We sit there in our chairs. In the first few moments, he says there are two rules in this room: “Don’t believe anything I say and don’t disbelieve anything I say.” I say “okay”, not fully understanding what that means. It seems contradictory. What the fuck. The next thing out of his mouth was:
“you are an asshole!”
Really? What the fuck, did my therapist just call me an asshole? I thought, ya know, he is right. “What kind of person wants to kill themselves?” He is right: I am an asshole that wants to murder myself. Somehow hearing it from someone else hit me like a tsunami. For a moment, I understand. I cry. I think he also has tears in his eyes. Can he really see me? I felt so disconnected, adrift, at odds with everyone, even myself. I was like a Golem trudging around, lifeless but determined. Determined to kill me and end this painful lifeless existence. That was the way I felt. But here was someone who saw something else, it seemed like he actually cared. What could he see that I could not? He could see ME.
We spent two hours in the room that day. Things looked slightly different. I see that maybe things aren’t as I thought they were, that maybe it was something I was doing that had caused my current state.
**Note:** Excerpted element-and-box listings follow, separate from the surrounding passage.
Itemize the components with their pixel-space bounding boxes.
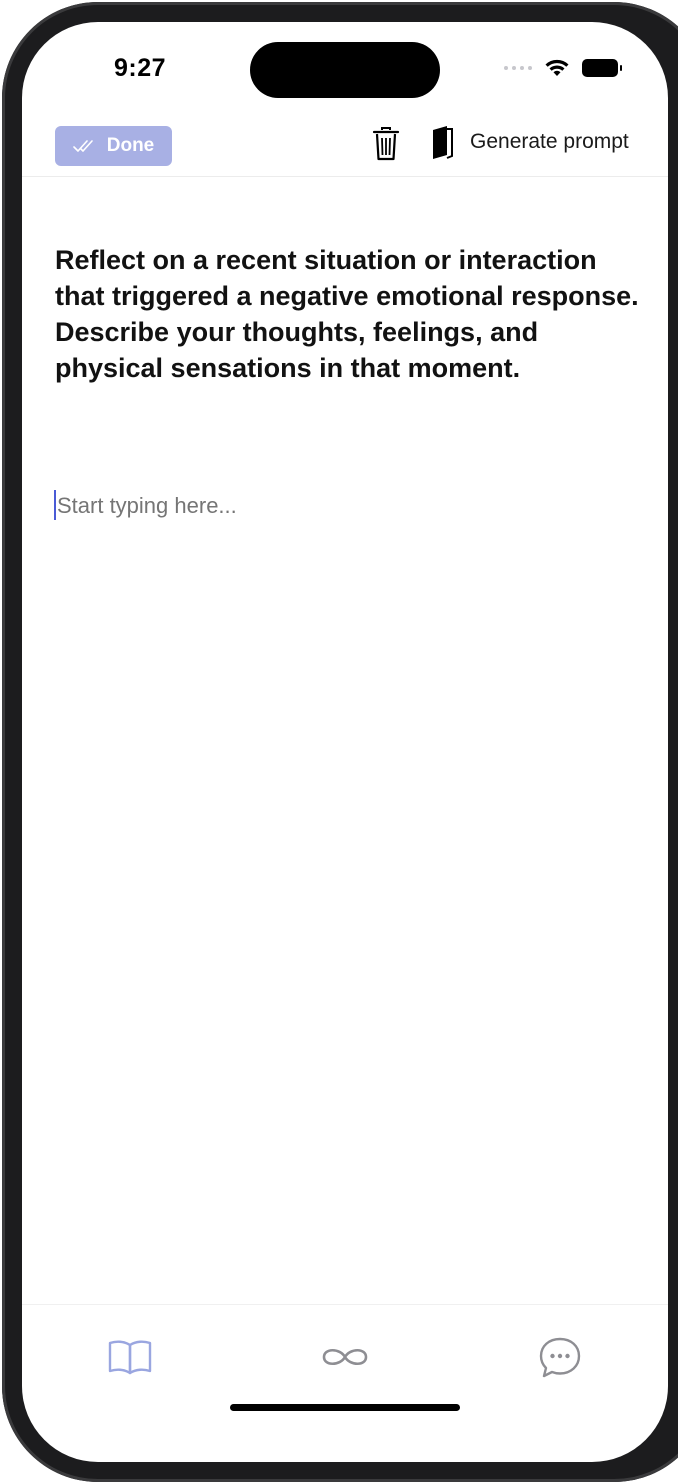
infinity-icon[interactable] xyxy=(318,1335,372,1379)
double-check-icon xyxy=(72,140,93,152)
trash-icon[interactable] xyxy=(372,126,400,162)
journal-entry-input[interactable] xyxy=(55,486,637,526)
book-icon[interactable] xyxy=(430,125,456,161)
status-indicators xyxy=(504,58,622,78)
dynamic-island xyxy=(250,42,440,98)
device: 9:27 Done Generate prompt Reflect on a r… xyxy=(0,0,678,1482)
open-book-icon[interactable] xyxy=(106,1335,154,1379)
journal-prompt: Reflect on a recent situation or interac… xyxy=(55,245,639,383)
done-label: Done xyxy=(106,135,155,156)
done-button[interactable]: Done xyxy=(55,126,172,166)
home-indicator[interactable] xyxy=(230,1404,460,1411)
battery-icon xyxy=(582,59,622,77)
signal-icon xyxy=(504,66,532,70)
screen: 9:27 Done Generate prompt Reflect on a r… xyxy=(22,22,668,1462)
wifi-icon xyxy=(545,59,569,76)
generate-prompt-button[interactable]: Generate prompt xyxy=(470,130,629,154)
editor-toolbar: Done Generate prompt xyxy=(22,122,668,177)
status-time: 9:27 xyxy=(114,54,167,82)
chat-bubble-icon[interactable] xyxy=(536,1335,584,1379)
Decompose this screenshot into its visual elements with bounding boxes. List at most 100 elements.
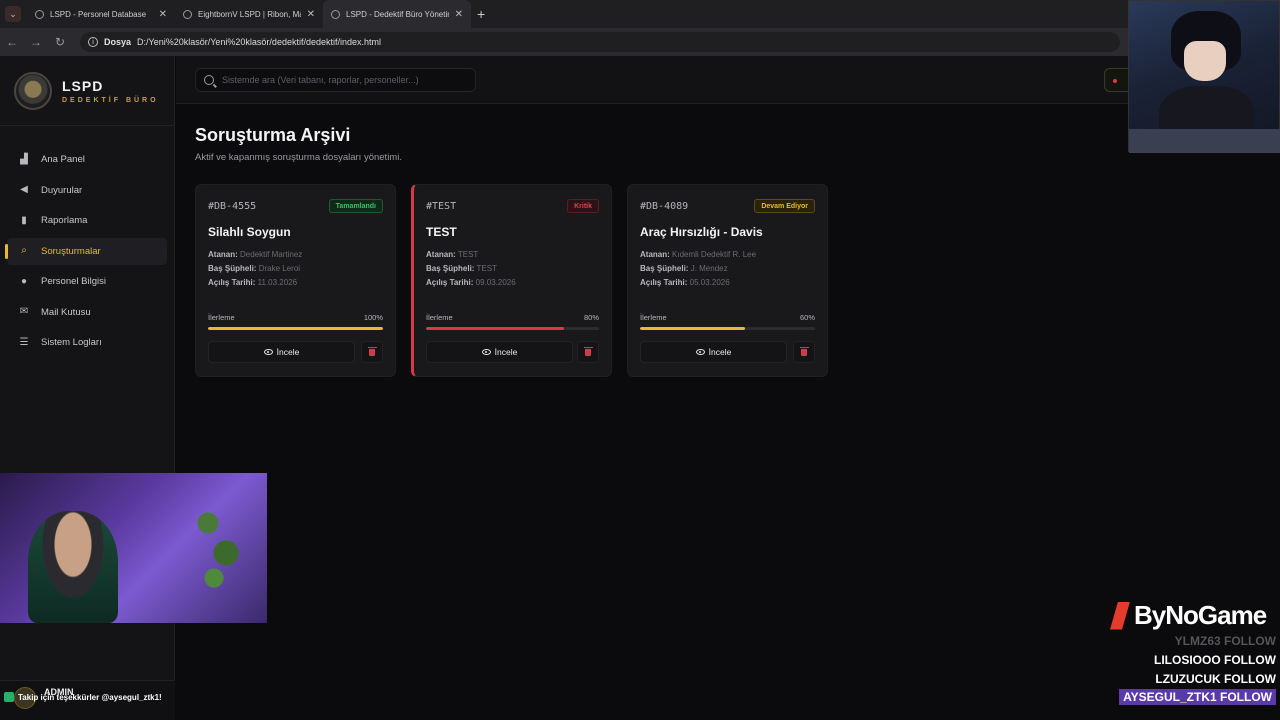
address-bar-row: ← → ↻ i Dosya D:/Yeni%20klasör/Yeni%20kl… <box>0 28 1280 56</box>
status-badge: Devam Ediyor <box>754 199 815 213</box>
url-field[interactable]: i Dosya D:/Yeni%20klasör/Yeni%20klasör/d… <box>80 32 1120 52</box>
case-title: Silahlı Soygun <box>208 225 291 239</box>
info-icon[interactable]: i <box>88 37 98 47</box>
webcam-feed <box>0 473 267 623</box>
envelope-icon: ✉ <box>19 306 29 317</box>
case-suspect: Baş Şüpheli: Drake Leroi <box>208 264 300 273</box>
browser-tab-strip: ⌄ LSPD - Personel Database ✕ EightbornV … <box>0 0 1280 28</box>
field-value: 09.03.2026 <box>475 278 516 287</box>
sidebar-item-personel-bilgisi[interactable]: ● Personel Bilgisi <box>7 268 167 295</box>
field-value: Drake Leroi <box>258 264 301 273</box>
page-subtitle: Aktif ve kapanmış soruşturma dosyaları y… <box>195 152 402 163</box>
field-value: J. Mendez <box>690 264 728 273</box>
case-card: #DB-4089 Devam Ediyor Araç Hırsızlığı - … <box>627 184 828 377</box>
users-icon: ● <box>20 275 28 287</box>
search-icon: ⌕ <box>21 245 27 256</box>
sidebar-menu: ▟ Ana Panel ◀ Duyurular ▮ Raporlama ⌕ So… <box>0 126 174 356</box>
eye-icon <box>263 349 273 355</box>
progress-bar <box>640 327 815 330</box>
delete-button[interactable] <box>577 341 599 363</box>
progress-fill <box>426 327 565 330</box>
sidebar-item-sistem-loglari[interactable]: ☰ Sistem Logları <box>7 329 167 356</box>
tab-title: LSPD - Dedektif Büro Yönetim P <box>346 9 449 19</box>
chart-icon: ▟ <box>20 153 28 165</box>
status-badge: Tamamlandı <box>328 199 383 213</box>
field-value: 11.03.2026 <box>257 278 298 287</box>
trash-icon <box>583 346 593 356</box>
field-label: Baş Şüpheli: <box>640 264 689 273</box>
sidebar-item-label: Raporlama <box>41 215 88 226</box>
sidebar-item-raporlama[interactable]: ▮ Raporlama <box>7 207 167 234</box>
close-tab-icon[interactable]: ✕ <box>307 9 315 20</box>
case-suspect: Baş Şüpheli: J. Mendez <box>640 264 728 273</box>
search-box[interactable] <box>195 68 476 92</box>
field-value: Kıdemli Dedektif R. Lee <box>672 250 757 259</box>
view-button[interactable]: İncele <box>208 341 355 363</box>
delete-button[interactable] <box>361 341 383 363</box>
avatar-face-shape <box>1184 41 1226 81</box>
sponsor-mark-icon <box>1110 601 1130 630</box>
search-input[interactable] <box>222 75 462 85</box>
globe-icon <box>35 9 44 19</box>
page-title: Soruşturma Arşivi <box>195 125 351 145</box>
sidebar-item-ana-panel[interactable]: ▟ Ana Panel <box>7 146 167 173</box>
case-id: #TEST <box>426 201 457 212</box>
progress-label: İlerleme <box>208 313 235 322</box>
sidebar-item-mail-kutusu[interactable]: ✉ Mail Kutusu <box>7 299 167 326</box>
trash-icon <box>367 346 377 356</box>
view-button-label: İncele <box>708 347 732 357</box>
tab-search-button[interactable]: ⌄ <box>5 6 21 22</box>
field-label: Baş Şüpheli: <box>426 264 475 273</box>
new-tab-button[interactable]: + <box>477 6 485 22</box>
sidebar-item-duyurular[interactable]: ◀ Duyurular <box>7 177 167 204</box>
field-label: Atanan: <box>640 250 670 259</box>
field-value: 05.03.2026 <box>689 278 730 287</box>
field-value: TEST <box>457 250 479 259</box>
field-value: Dedektif Martinez <box>240 250 303 259</box>
case-title: Araç Hırsızlığı - Davis <box>640 225 763 239</box>
globe-icon <box>331 9 340 19</box>
view-button[interactable]: İncele <box>640 341 787 363</box>
megaphone-icon: ◀ <box>20 184 28 195</box>
sidebar-item-label: Duyurular <box>41 184 83 196</box>
chat-platform-icon <box>4 692 14 702</box>
tab-title: LSPD - Personel Database <box>50 9 147 19</box>
topbar <box>176 56 1280 104</box>
case-opened: Açılış Tarihi: 05.03.2026 <box>640 278 730 287</box>
progress-bar <box>426 327 599 330</box>
view-button[interactable]: İncele <box>426 341 573 363</box>
case-assigned: Atanan: Kıdemli Dedektif R. Lee <box>640 250 756 259</box>
browser-tab-1[interactable]: LSPD - Personel Database ✕ <box>27 0 175 28</box>
view-button-label: İncele <box>494 347 518 357</box>
reload-icon[interactable]: ↻ <box>48 35 72 49</box>
sponsor-logo: ByNoGame <box>1110 600 1267 631</box>
follow-alert: YLMZ63 FOLLOW <box>1174 634 1276 648</box>
progress-bar <box>208 327 383 330</box>
eye-icon <box>695 349 705 355</box>
globe-icon <box>183 9 192 19</box>
brand-title: LSPD <box>62 77 104 94</box>
brand: LSPD DEDEKTİF BÜRO <box>0 56 174 126</box>
close-tab-icon[interactable]: ✕ <box>159 9 167 20</box>
delete-button[interactable] <box>793 341 815 363</box>
sidebar-item-sorusturmalar[interactable]: ⌕ Soruşturmalar <box>5 237 167 265</box>
case-id: #DB-4555 <box>208 201 257 212</box>
sidebar-item-label: Soruşturmalar <box>41 245 101 257</box>
sidebar-item-label: Mail Kutusu <box>41 306 91 318</box>
field-value: TEST <box>476 264 497 273</box>
close-tab-icon[interactable]: ✕ <box>455 9 463 20</box>
back-arrow-icon[interactable]: ← <box>0 35 24 49</box>
browser-tab-3[interactable]: LSPD - Dedektif Büro Yönetim P ✕ <box>323 0 471 28</box>
case-assigned: Atanan: TEST <box>426 250 478 259</box>
field-label: Atanan: <box>208 250 238 259</box>
trash-icon <box>799 346 809 356</box>
browser-tab-2[interactable]: EightbornV LSPD | Ribon, Madi ✕ <box>175 0 323 28</box>
forward-arrow-icon[interactable]: → <box>24 35 48 49</box>
sidebar-item-label: Sistem Logları <box>41 337 102 348</box>
progress-value: 80% <box>583 313 599 322</box>
brand-subtitle: DEDEKTİF BÜRO <box>62 96 159 104</box>
streamer-avatar-artwork <box>1128 0 1280 153</box>
case-suspect: Baş Şüpheli: TEST <box>426 264 497 273</box>
field-label: Baş Şüpheli: <box>208 264 257 273</box>
view-button-label: İncele <box>276 347 300 357</box>
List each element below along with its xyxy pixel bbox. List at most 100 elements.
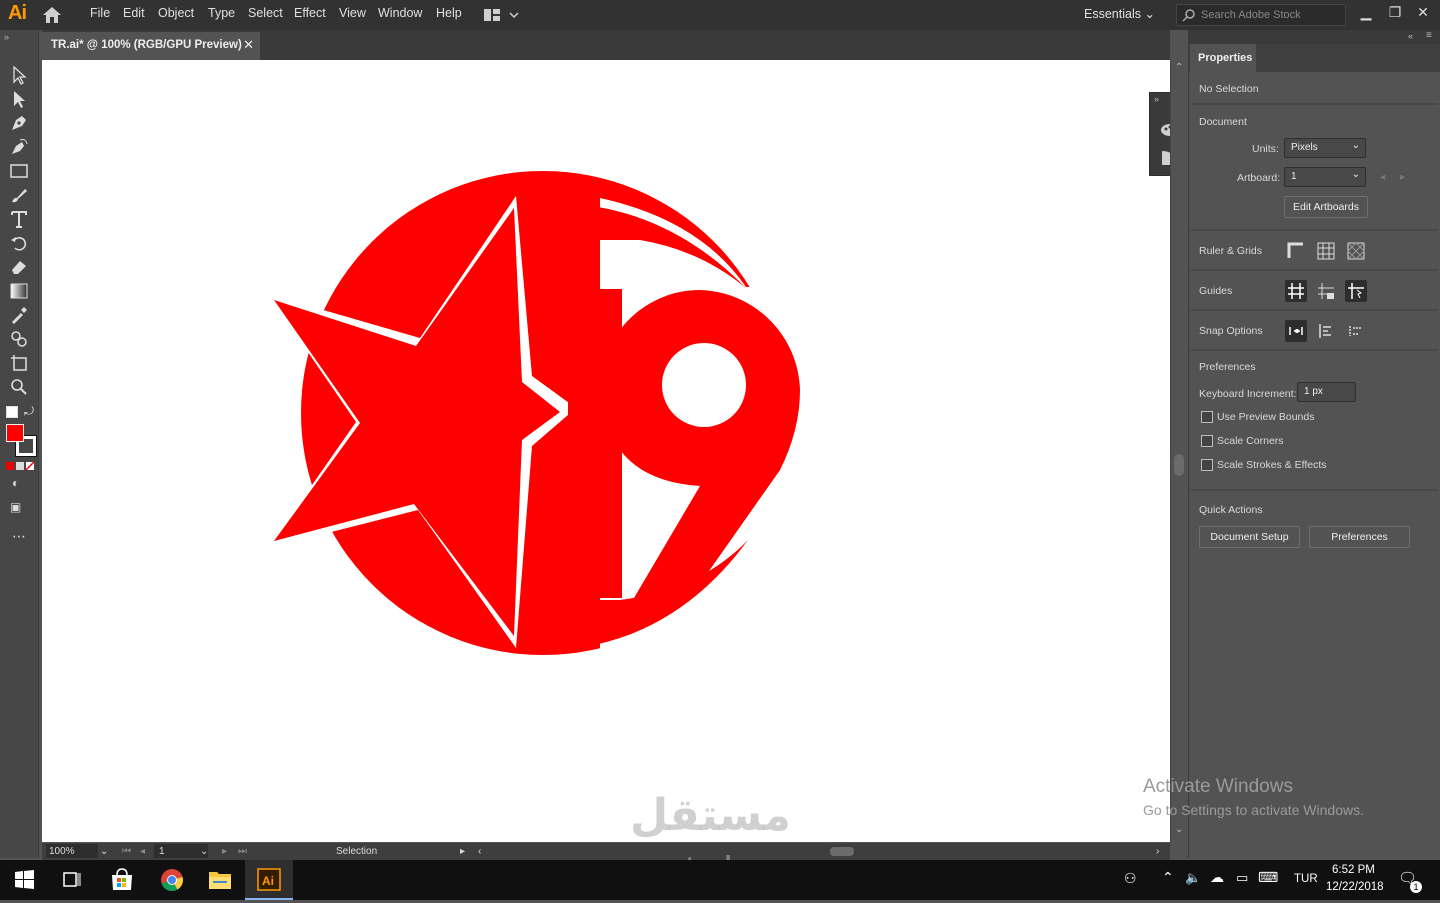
first-artboard-icon[interactable]: ⏮ bbox=[122, 846, 131, 857]
vertical-scroll-thumb[interactable] bbox=[1174, 454, 1184, 476]
close-document-icon[interactable]: ✕ bbox=[243, 37, 254, 53]
next-artboard-icon[interactable]: ▸ bbox=[222, 846, 227, 857]
home-icon[interactable] bbox=[40, 5, 64, 25]
expand-panels-icon[interactable]: » bbox=[1154, 94, 1159, 104]
menu-type[interactable]: Type bbox=[208, 6, 235, 20]
more-tools-icon[interactable]: ⋯ bbox=[12, 528, 26, 545]
artboard-canvas[interactable] bbox=[42, 60, 1170, 842]
snap-to-pixel-icon[interactable] bbox=[1315, 320, 1337, 342]
menu-view[interactable]: View bbox=[339, 6, 366, 20]
menu-help[interactable]: Help bbox=[436, 6, 462, 20]
workspace-switcher[interactable]: Essentials ⌄ bbox=[1084, 6, 1155, 21]
illustrator-taskbar-icon[interactable]: Ai bbox=[245, 860, 293, 900]
grid-icon[interactable] bbox=[1315, 240, 1337, 262]
minimize-button[interactable]: ▁ bbox=[1356, 4, 1376, 22]
swap-colors-icon[interactable]: ⤾ bbox=[24, 404, 34, 419]
gradient-tool-icon[interactable] bbox=[8, 280, 32, 302]
artboard-select[interactable]: 1 ⌄ bbox=[1284, 167, 1366, 187]
scale-strokes-checkbox[interactable] bbox=[1201, 459, 1213, 471]
zoom-dropdown-icon[interactable]: ⌄ bbox=[100, 846, 108, 857]
clock-date[interactable]: 12/22/2018 bbox=[1326, 881, 1384, 893]
people-icon[interactable]: ⚇ bbox=[1124, 870, 1137, 887]
edit-artboards-button[interactable]: Edit Artboards bbox=[1284, 196, 1368, 218]
shape-builder-tool-icon[interactable] bbox=[8, 328, 32, 350]
zoom-tool-icon[interactable] bbox=[8, 376, 32, 398]
close-window-button[interactable]: ✕ bbox=[1413, 4, 1433, 22]
store-icon[interactable] bbox=[98, 860, 146, 900]
logo-artwork[interactable] bbox=[42, 60, 1170, 842]
last-artboard-icon[interactable]: ⏭ bbox=[238, 846, 247, 857]
divider bbox=[1190, 349, 1438, 351]
collapse-panel-icon[interactable]: » bbox=[4, 32, 9, 42]
file-explorer-icon[interactable] bbox=[196, 860, 244, 900]
keyboard-icon[interactable]: ⌨ bbox=[1258, 869, 1278, 886]
restore-button[interactable]: ❐ bbox=[1385, 4, 1405, 22]
current-tool-status: Selection bbox=[336, 846, 378, 857]
language-indicator[interactable]: TUR bbox=[1294, 873, 1318, 885]
eraser-tool-icon[interactable] bbox=[8, 256, 32, 278]
use-preview-bounds-checkbox[interactable] bbox=[1201, 411, 1213, 423]
screen-mode-icon[interactable]: ▣ bbox=[10, 500, 21, 514]
next-artboard-icon[interactable]: ▸ bbox=[1400, 171, 1405, 183]
scale-corners-checkbox[interactable] bbox=[1201, 435, 1213, 447]
panel-menu-icon[interactable]: ≡ bbox=[1426, 30, 1432, 41]
show-guides-icon[interactable] bbox=[1285, 280, 1307, 302]
svg-text:Ai: Ai bbox=[262, 874, 274, 888]
snap-to-glyph-icon[interactable] bbox=[1345, 320, 1367, 342]
draw-mode-icon[interactable]: ◐ bbox=[12, 476, 19, 490]
tools-panel: » ⤾ ◐ ▣ ⋯ bbox=[0, 30, 39, 858]
document-setup-button[interactable]: Document Setup bbox=[1199, 526, 1300, 548]
transparency-grid-icon[interactable] bbox=[1345, 240, 1367, 262]
menu-bar: Ai File Edit Object Type Select Effect V… bbox=[0, 0, 1440, 30]
rotate-tool-icon[interactable] bbox=[8, 232, 32, 254]
volume-icon[interactable]: 🔈 bbox=[1185, 870, 1201, 886]
selection-tool-icon[interactable] bbox=[8, 64, 32, 86]
menu-select[interactable]: Select bbox=[248, 6, 283, 20]
eyedropper-tool-icon[interactable] bbox=[8, 304, 32, 326]
smart-guides-icon[interactable] bbox=[1345, 280, 1367, 302]
paintbrush-tool-icon[interactable] bbox=[8, 184, 32, 206]
snap-to-point-icon[interactable] bbox=[1285, 320, 1307, 342]
document-tab[interactable]: TR.ai* @ 100% (RGB/GPU Preview) ✕ bbox=[42, 32, 260, 60]
curvature-tool-icon[interactable] bbox=[8, 136, 32, 158]
units-select[interactable]: Pixels ⌄ bbox=[1284, 138, 1366, 158]
menu-edit[interactable]: Edit bbox=[123, 6, 145, 20]
task-view-icon[interactable] bbox=[48, 860, 96, 900]
type-tool-icon[interactable] bbox=[8, 208, 32, 230]
chrome-icon[interactable] bbox=[148, 860, 196, 900]
pen-tool-icon[interactable] bbox=[8, 112, 32, 134]
start-button[interactable] bbox=[0, 860, 48, 900]
prev-artboard-icon[interactable]: ◂ bbox=[140, 846, 145, 857]
artboard-dropdown-icon[interactable]: ⌄ bbox=[200, 846, 208, 857]
keyboard-increment-field[interactable]: 1 px bbox=[1297, 382, 1356, 402]
status-menu-icon[interactable]: ▸ bbox=[460, 846, 465, 857]
arrange-documents-icon[interactable] bbox=[482, 6, 522, 24]
zoom-level-field[interactable]: 100% bbox=[46, 844, 98, 858]
menu-file[interactable]: File bbox=[90, 6, 110, 20]
menu-effect[interactable]: Effect bbox=[294, 6, 326, 20]
collapse-dock-icon[interactable]: « bbox=[1408, 31, 1413, 41]
ruler-icon[interactable] bbox=[1285, 240, 1307, 262]
rectangle-tool-icon[interactable] bbox=[8, 160, 32, 182]
show-hidden-icons-icon[interactable]: ⌃ bbox=[1162, 869, 1174, 886]
menu-object[interactable]: Object bbox=[158, 6, 194, 20]
color-mode-icons[interactable] bbox=[6, 460, 35, 471]
vertical-scrollbar[interactable]: ⌃ ⌄ bbox=[1170, 60, 1189, 842]
artboard-tool-icon[interactable] bbox=[8, 352, 32, 374]
document-tab-title: TR.ai* @ 100% (RGB/GPU Preview) bbox=[51, 39, 242, 51]
onedrive-icon[interactable]: ☁ bbox=[1210, 869, 1224, 886]
stock-search-input[interactable]: Search Adobe Stock bbox=[1176, 4, 1346, 26]
lock-guides-icon[interactable] bbox=[1315, 280, 1337, 302]
tab-properties[interactable]: Properties bbox=[1190, 44, 1256, 72]
network-icon[interactable]: ▭ bbox=[1236, 870, 1248, 886]
default-colors-icon[interactable] bbox=[6, 406, 18, 418]
menu-window[interactable]: Window bbox=[378, 6, 422, 20]
horizontal-scroll-thumb[interactable] bbox=[830, 847, 854, 856]
fill-color-swatch[interactable] bbox=[6, 424, 24, 442]
clock-time[interactable]: 6:52 PM bbox=[1332, 864, 1375, 876]
hscroll-left-icon[interactable]: ‹ bbox=[478, 846, 481, 857]
preferences-button[interactable]: Preferences bbox=[1309, 526, 1410, 548]
direct-selection-tool-icon[interactable] bbox=[8, 88, 32, 110]
hscroll-right-icon[interactable]: › bbox=[1156, 846, 1159, 857]
prev-artboard-icon[interactable]: ◂ bbox=[1380, 171, 1385, 183]
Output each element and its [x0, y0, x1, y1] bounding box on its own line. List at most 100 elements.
“The question is not what you look at, but what you see.” – Henry David Thoreau
As we end the session and I am about to walk out the door, F asks me if I will promise not to take my life before Monday’s session. I wonder if I can make it two days? I think I can, as I glimpsed that maybe things can be different. I say yes, I will promise that. I have hope, something I haven’t had in a long long time.
As I open the door to leave, F says to me, “I love you.”
I remember thinking “well that’s good, because I certainly don’t love me.”